It's time to celebrate Sinead O’Connor, whose new memoir "Rememberings" is receiving rave reviews and major attention from outlets all over including The New York Times, which published a lovely interview last week with the often controversial but always true to herself star who apparently has left no stone unturned in her book.
"Rememberings," which 54-year-old Sinead has been writing for several years, is released on June 1, and you’ve probably seen some of her fans, including Bette Midler, gushing about her work already.
OMG! Bette!!!' You have no idea how much I have always adored you! Always wanted to sing with you! Your tweet had made my day!!! I love you : )
— Sinead O'Connor (Shuhada Sadaqat) (@MagdaDavitt77) May 19, 2021
She’s a mom to four kids, three sons and a daughter, and she spoke about her trials and tribulations as a parent to her friend Donal Lynch in the Sunday Independent.
“I was very young having (first child) Jake and I didn’t really understand the concept of selflessness. My children would tell you I’m not a great mother, by a long shot. In fact, I’m a terrible mother in some ways.
"But they know that I adore them and they had great self-esteem, so much so that they could tell me to go and f*** myself. But I was a train wreck, and that was hard for them,” she says.
Jake, now 33 – his dad is Sinead’s first husband John Reynolds – told Lynch that her son nearly didn’t see the light of day.
“I did actually go to a hospital to have an abortion,” she said in the interview. “I became so hysterical when I arrived at the hospital. I lost my s*** and there was a social worker who called in John and she said, ‘Is this woman on drugs?’

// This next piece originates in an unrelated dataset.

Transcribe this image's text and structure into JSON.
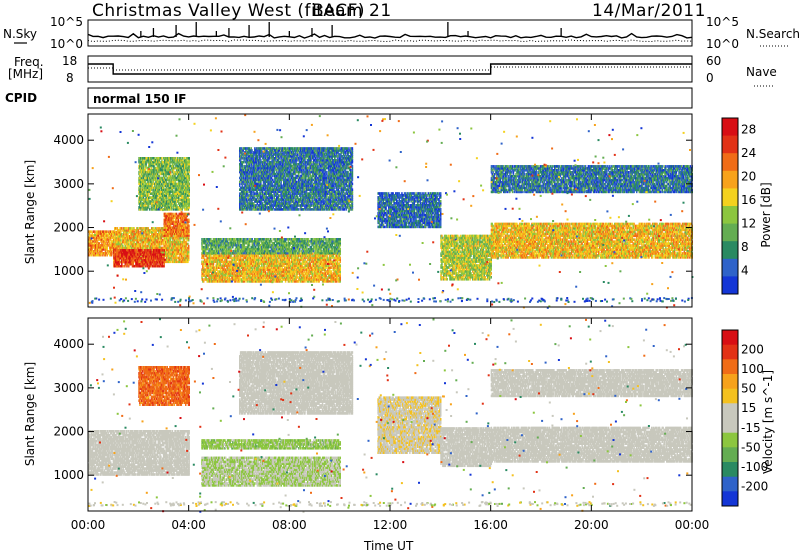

“She told John, ‘If she doesn’t have this baby, she will be psychologically damaged for life.’ John was very nervous about us having a baby. We were living in a council flat and he thought our life would be over.
“The social worker gave John the confidence. He really looked after me then, and he still does. He’s my best friend and a king of a man.”
Sinead’s interview – and no doubt her book – contains lots of honest reveals, including an alleged encounter with John F. Kennedy Junior, who she supposedly rejected. As if, Sinead says.
“I would’ve leaped on him like a monkey, had I met him, same as any woman would,” she wrote in her book, a chapter of which was excerpted in last Saturday’s Irish Times and is available for reading on the paper’s website.
Her book is dedicated to staff members at St. Patrick’s University Hospital in Dublin where, she says, she’s spent a chunk of the past six years trying to heal herself.
“I have complex PTSD (post-traumatic stress disorder), borderline personality disorder, and bipolar disorder. I’m basically a rescue dog, I’m fine until I am triggered by a reminder of the things I went through,” she told the Independent.
“I almost checked myself back into Pat’s in the last few weeks because speaking about childhood abuse during the promo of the book was very upsetting to me.”
One other interesting reveal in the interview, and not a shocker – her record company bosses didn’t like her short haircut and wanted her to look “more girly,” with one wanting her to resemble “one of his mistresses.”
Not surprisingly, Sinead didn’t take kindly to this request, and a Greek barber she found shaved her head, a signature look she’s kept till this day.
*This column first appeared in the May 26 edition of the Irish Voice newspaper, sister publication to IrishCentral.